The product org wants an executive briefing generator. A lightweight SLM (phi‑4‑mini) drafts summaries; a larger LLM (gpt‑oss‑20b) may refine only high‑priority reports. Session scripts capture empirical latency & token metrics to justify a hybrid design, while the Chainlit demo illustrates how grounded retrieval keeps small model answers factual.

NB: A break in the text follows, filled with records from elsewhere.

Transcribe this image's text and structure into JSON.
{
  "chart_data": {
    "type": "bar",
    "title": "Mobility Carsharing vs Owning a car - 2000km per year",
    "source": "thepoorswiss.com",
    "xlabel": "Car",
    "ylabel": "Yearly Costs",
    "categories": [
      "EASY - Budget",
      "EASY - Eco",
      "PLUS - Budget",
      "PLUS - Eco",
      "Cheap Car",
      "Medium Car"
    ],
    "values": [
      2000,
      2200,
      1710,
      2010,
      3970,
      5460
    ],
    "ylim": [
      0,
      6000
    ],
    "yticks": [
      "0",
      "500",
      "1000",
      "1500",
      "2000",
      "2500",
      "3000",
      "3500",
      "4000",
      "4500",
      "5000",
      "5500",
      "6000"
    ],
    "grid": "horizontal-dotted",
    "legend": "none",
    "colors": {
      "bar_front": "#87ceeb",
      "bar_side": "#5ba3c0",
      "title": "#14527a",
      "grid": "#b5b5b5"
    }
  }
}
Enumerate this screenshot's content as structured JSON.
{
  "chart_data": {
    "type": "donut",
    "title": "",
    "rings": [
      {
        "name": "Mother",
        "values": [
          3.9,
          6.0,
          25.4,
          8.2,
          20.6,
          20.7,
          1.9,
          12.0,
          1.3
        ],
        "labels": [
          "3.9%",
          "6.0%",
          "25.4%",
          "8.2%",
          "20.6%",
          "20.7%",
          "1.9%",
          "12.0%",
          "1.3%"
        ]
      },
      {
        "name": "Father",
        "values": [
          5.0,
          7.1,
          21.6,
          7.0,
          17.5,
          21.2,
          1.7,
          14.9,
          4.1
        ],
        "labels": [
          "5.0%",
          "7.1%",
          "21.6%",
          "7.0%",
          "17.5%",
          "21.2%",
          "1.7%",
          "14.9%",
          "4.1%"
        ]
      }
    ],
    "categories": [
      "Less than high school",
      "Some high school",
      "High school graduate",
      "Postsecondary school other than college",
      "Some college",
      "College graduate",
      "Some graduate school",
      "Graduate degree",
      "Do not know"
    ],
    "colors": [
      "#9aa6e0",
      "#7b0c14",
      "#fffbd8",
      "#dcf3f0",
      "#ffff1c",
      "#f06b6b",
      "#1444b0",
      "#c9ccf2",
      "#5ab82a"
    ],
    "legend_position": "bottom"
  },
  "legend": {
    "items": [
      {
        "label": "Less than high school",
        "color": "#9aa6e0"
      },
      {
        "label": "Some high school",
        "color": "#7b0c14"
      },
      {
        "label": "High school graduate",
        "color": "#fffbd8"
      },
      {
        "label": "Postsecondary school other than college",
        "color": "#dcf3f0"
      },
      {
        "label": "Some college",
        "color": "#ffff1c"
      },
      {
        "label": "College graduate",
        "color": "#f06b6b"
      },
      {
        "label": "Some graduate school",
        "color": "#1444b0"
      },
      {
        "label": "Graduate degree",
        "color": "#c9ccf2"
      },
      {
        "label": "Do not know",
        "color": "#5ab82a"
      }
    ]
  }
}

The WebGPU concept page provides a vision path for fully client‑side processing when browser acceleration matures.

Minimal RAG Context (Chainlit)

DOCS = [
  "Foundry Local enables local model execution with OpenAI-compatible APIs.",
  "RAG combines retrieval and generation for grounded answers.",
  "SLMs provide efficiency advantages on constrained hardware."
]

Hybrid Draft→Refine Flow (Pseudo)

draft, _ = chat_once('phi-4-mini', messages=[{"role":"user","content":prompt}], max_tokens=280)
if len(draft) < 600:  # heuristic: escalate only for longer briefs or flagged topics
    final = draft
else:
    final, _ = chat_once('gpt-oss-20b', messages=[{"role":"user","content":f"Refine and polish:\n{draft}"}], max_tokens=220)

Track both latency components to report blended average cost.

Optional Enhancements

Focus	Enhancement	Why	Implementation Hint
Comparative Metrics	Track token usage + first-token latency	Holistic perf view	Use enhanced benchmark script (Session 3) with `BENCH_STREAM=1`
Hybrid Pipeline	SLM draft → LLM refine	Reduce latency & cost	Generate with phi-4-mini, refine summary w/ gpt-oss-20b
Streaming UI	Better UX in Chainlit	Incremental feedback	Use `stream=True` once local streaming is exposed; accumulate chunks
WebGPU Caching	Faster JS init	Reduce recompile overhead	Cache compiled shader artifacts (future runtime capability)
Deterministic QA Set	Fair model comparison	Remove variance	Fixed prompt list + `temperature=0` for evaluation runs
Output Scoring	Structured quality lens	Move beyond anecdotes	Simple rubric: coherence / factuality / brevity (1–5)
Energy / Resource Notes	Classroom discussion	Show trade-offs	Use OS monitors (Task Manager, `nvidia-smi`) + benchmark script outputs
Cost Emulation	Pre-cloud justification	Plan scaling	Map tokens to hypothetical cloud pricing for TCO narrative
Latency Decomposition	Identify bottlenecks	Target optimizations	Measure prompt prep, request send, first token, full completion
RAG + LLM Fallback	Quality safety net	Improve difficult queries	If SLM answer length < threshold or low confidence → escalate

Example Hybrid Draft/Refine Pattern

draft, _ = chat_once('phi-4-mini', messages=[{"role":"user","content":task}], max_tokens=300, temperature=0.4)
refine, _ = chat_once('gpt-oss-20b', messages=[{"role":"user","content":f"Improve clarity but keep facts:\n{draft}"}], max_tokens=220, temperature=0.3)

Latency Breakdown Sketch

import time
t0 = time.time(); # build messages
prep_ms = (time.time()-t0)*1000
t1 = time.time(); text,_ = chat_once(alias, messages=msgs, max_tokens=180)
full_ms = (time.time()-t1)*1000
print({"prep_ms": prep_ms, "full_gen_ms": full_ms})

Use consistent measurement scaffolding across models for fair comparisons.